De aliados a inimigos
Irão e Israel, no tempo do Xá, foram bons amigos. Havia uma grande comunidade judaica no Irão, Israel tinha em Teerão uma importante representação diplomática e importava do Irão 40% do petróleo de que precisava, fornecendo em troca armas, tecnologia e produtos agrícolas. Israel, rodeado de inimigos árabes, via no Irão um aliado não-árabe perfeito. A própria polícia política iraniana Savak foi formada pela CIA (que engendrou o golpe de estado de 1953 para repor o Xá no poder e afastar o primeiro-ministro nacionalista Mohammad Mossadegh) e depois pela Mossad. Bons tempos, mas a relação oficial entre os dois países quebrou-se em 1979, com a fuga do Xá e, depois, com a instauração da República Islâmica, mas ainda assim as trocas comerciais mantiveram-se. Durante a guerra Irão-Iraque (1980-1988), Israel vendeu mísseis a Terrão no que ficou conhecido pelo caso Irangate (que Portugal bem conhece) e que envolvia os Estados Unidos e a libertação de reféns norte-americanos no Líbano.

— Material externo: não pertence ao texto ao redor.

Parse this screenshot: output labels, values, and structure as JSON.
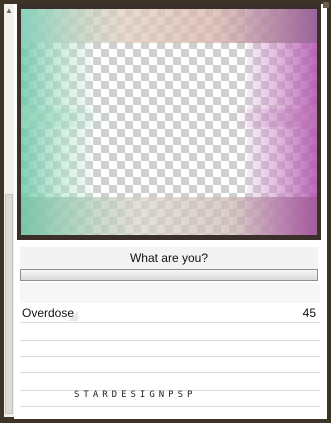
{
  "preview": {
    "description_icon": "checkerboard-transparency"
  },
  "prompt": {
    "question": "What are you?",
    "bar_progress": 1.0
  },
  "setting": {
    "label": "Overdose",
    "value": "45"
  },
  "watermark": {
    "text": "STARDESIGNPSP"
  },
  "colors": {
    "frame_bg": "#3d3427",
    "panel_bg": "#ffffff",
    "preview_dark_border": "#3b2f2a"
  }
}
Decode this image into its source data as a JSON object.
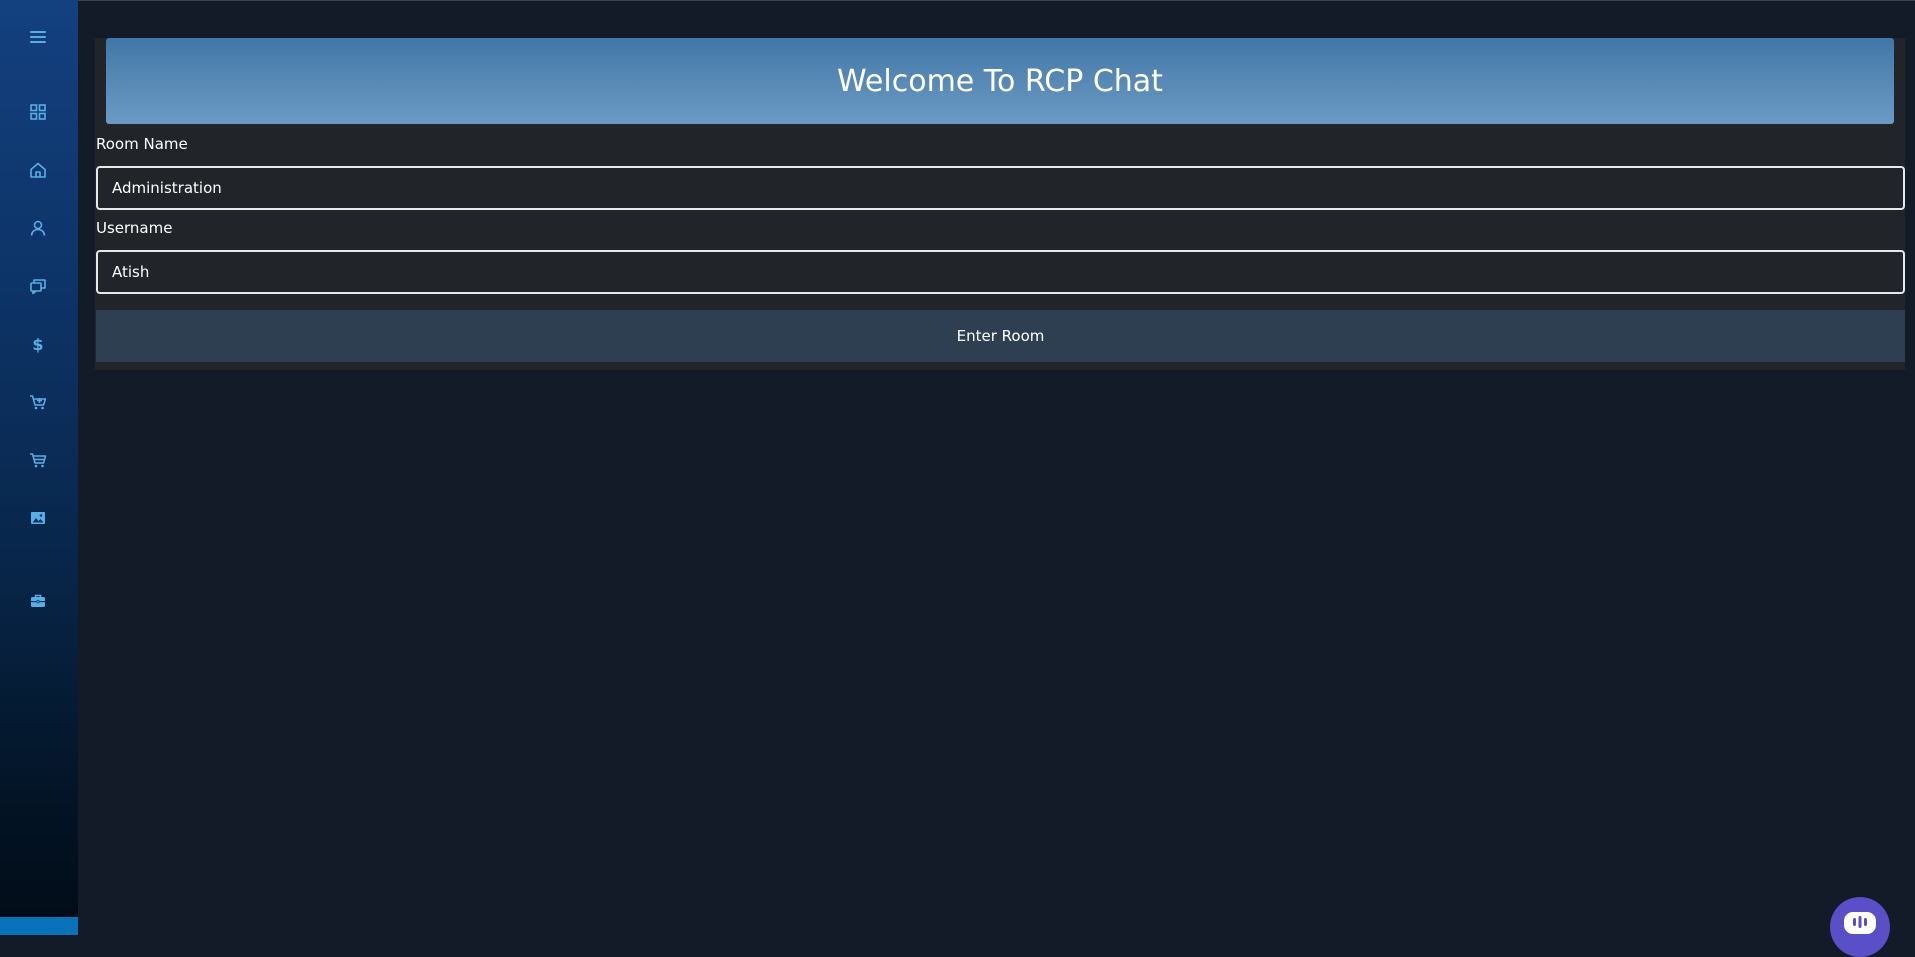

Em 1979, o Xá não resistiu à pressão da rua. Manifestações e protestos populares (desta vez sem intervenção da CIA) forçaram o exílio do monarca. Desde essa fuga do Xá e do regresso do Ayatollah Khomeiny, a relação entre os dois países nunca mais foi a mesma. E piorou quando George W. Bush, em 2002, colocou o Irão no “Eixo do Mal”, juntamente com o Iraque e a Coreia do Norte. Daí para cá, é o que sabemos: Israel e a obsessão do nuclear iraniano, sendo que a fatwa (decreto religioso) do Ayatollah Ali Khamenei proíbe o Irão de ter ou fabricar uma arma nuclear; o Irão refere-se a Israel como a “entidade sionista” e Khomeiny já tinha cunhado a expressão “pequeno satã” para se referir a Israel. O Irão sofre ataques cujas suspeitas de autoria recaem em Israel; Israel é atacado por grupos que recebem apoio do Irão. O Irão, de maioria Xiita, está também ele rodeado de países hostis de maioria sunita. Israel explora essa realidade geográfica e religiosa colocando na mesa os Acordos de Abraão, procurando normalizar relações com os países árabes, tentando colocar o Irão em completo isolamento.
Outros tempos
O tempo do Xá, no Irão, é muitas vezes descrito como um tempo de liberdade num país que adoptara muitos hábitos e valores ocidentais e por isso visto (pelos ocidentais) como um país mais próximo. No entanto, o Irão do tempo do Xá era um país que vivia com grande repressão política, censura e fortes desigualdades sociais. A modernidade e o desenvolvimento económico que lhe eram apontados, não passavam afinal dos bons negócios das elites iranianas com as petrolíferas internacionais e das pessoas que vestiam moda ocidental nas ruas de Teerão. Mais ou menos o que viria a acontecer em Bagdad, com Saddam Husseín (sempre muito elogiado no ocidente devido a uma alegada laicidade), que chegou ao poder no mesmo ano – 1979 – quando o Xá do Irão foi afastado do poder e foi instaurada a República Islâmica.
Sem perdão
Ainda hoje, o Irão carrega o fardo de ter humilhado os Estados Unidos no episódio dos reféns da Embaixada norte-americana em Teerão, em 1979. Essa humilhação custou a reeleição a Jimmy Carter. Utilizando uma expressão popular, os Estados Unidos saíram de Teerão “com o rabo entre as pernas”, tal como saíram do Afeganistão em 2021. Se Roma nunca pagou a traidores, Washington nunca perdoa a quem lhe faz frente. A soberba dos Impérios nunca muda.
O impossível
Por muito que o príncipe herdeiro queira assumir o trono que reivindica, esse é um cenário pouco provável. Reza Pahlavi acusa o regime de estar severamente diminuído e humilhado. Gostou de ouvir Donald Trump referir-se a uma possível “mudança de regime”, tal como Benjamin Netanyahu também referiu, e diz estar em contacto com interlocutores de alto nível na Europa e nos Estados Unidos, mas a verdade é que os líderes políticos ocidentais percebem que não há uma alternativa política organizada que possa assumir o poder em Teerão e que forçar uma mudança de regime seria atirar o Irão para um caos de consequências imprevisíveis. A oposição iraniana está fragmentada e sem uma liderança reconhecida. Nem mesmo o príncipe herdeiro, que tem nessa herança do trono o único instrumento de legitimidade política, recolhe apoios que lhe permitam acalentar o sonho de liderar o Irão. O Conselho Nacional de Resistência do Irão, com base em Paris, é uma das vozes da oposição, tem alguma visibilidade, mas é um grupo que até 2012 foi considerado “organização terrorista” por parte dos Estados Unidos e da União Europeia.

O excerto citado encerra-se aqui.